I had a great conversation with my Investment Advisor today about stocks. We were talking about the follies of moving around your money between blue-chip companies too much just because the stock dips slightly. When the market isn’t in crisis and the economy is moving forward, in most cases, it will always work in your favour to leave your money in place especially if the company has a history of performing at a steady rate over time.
My advisor was telling me how often it is a client moves money out of ‘Company A’ and into ‘Company B’ because the stock hasn’t moved in 15 to 30 days only to see the price increase after they have made the switch. The morale of the story is let the blue chip company perform and invest for the long term.
When it all registered to me, I immediately thought of dieting and plan adjustments. “When am I getting my next plan?” is the question that is echoed to me on a regular basis. A great plan is one that doesn’t need to be changed regularly. Just like a great stock for investment purposes (not gambling), the investment grows when you stick with it.
The human body needs to adapt to a program before eliciting a response and that timeframe can be anywhere from 4 to 6 to even 8 weeks.
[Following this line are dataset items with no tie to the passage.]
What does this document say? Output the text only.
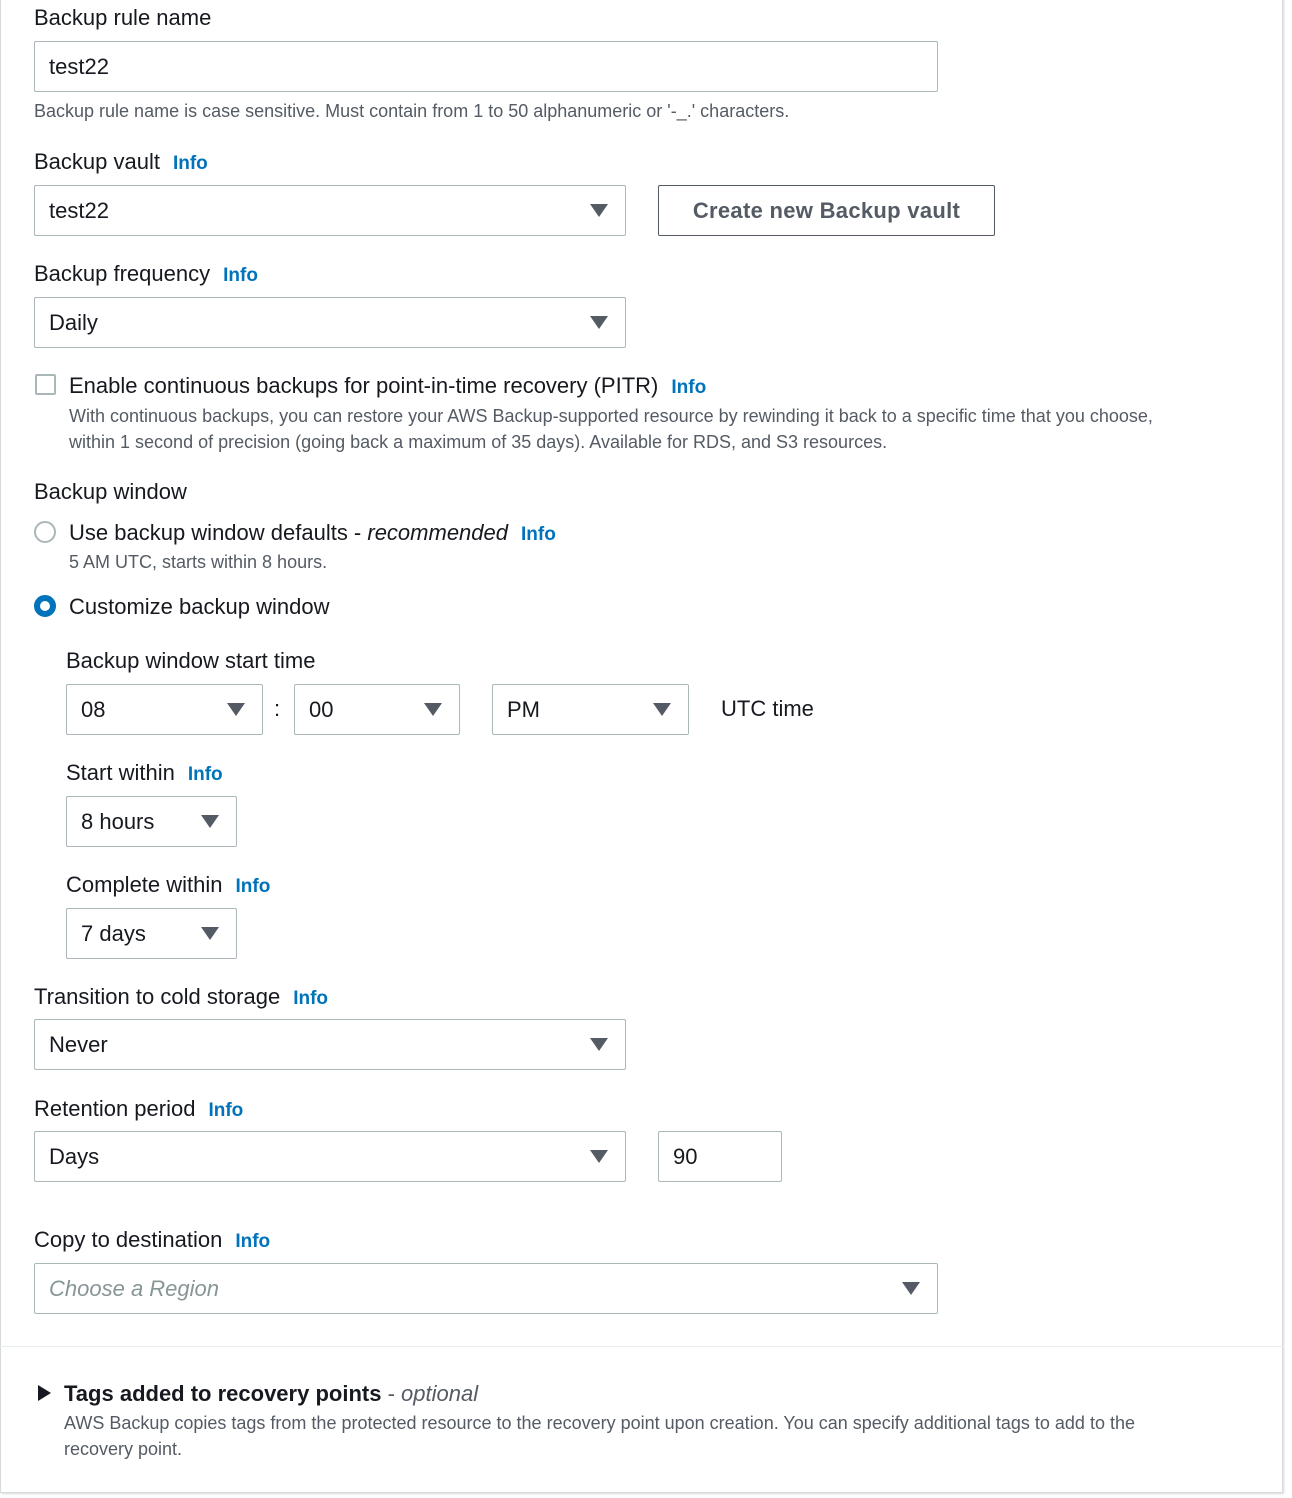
Backup rule name
test22
Backup rule name is case sensitive. Must contain from 1 to 50 alphanumeric or '-_.' characters.
Backup vault Info
test22	Create new Backup vault
Backup frequency Info
Daily
Enable continuous backups for point-in-time recovery (PITR) Info
With continuous backups, you can restore your AWS Backup-supported resource by rewinding it back to a specific time that you choose,
within 1 second of precision (going back a maximum of 35 days). Available for RDS, and S3 resources.
Backup window
Use backup window defaults - recommended Info
5 AM UTC, starts within 8 hours.
Customize backup window
Backup window start time
08	: 00	PM	UTC time
Start within Info
8 hours
Complete within Info
7 days
Transition to cold storage Info
Never
Retention period Info
Days	90
Copy to destination Info
Choose a Region
Tags added to recovery points - optional
AWS Backup copies tags from the protected resource to the recovery point upon creation. You can specify additional tags to add to the
recovery point.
Changing the programming too often and too soon doesn’t allow the body to “master” the phase and eliciting a physiological change such as fat loss comes from consistent diet and training working synergistically, over time. It doesn’t happen because of variety.
If the specific business sector (or the economy) of your investment is about to go in a recession, then that is probably the best time to move around your money.
If there is something that is preventing you from executing all of the goals on your plan that is beyond your control, then that is the time to change your programming.
In both cases, the payoff and the reward happens over time and with patience.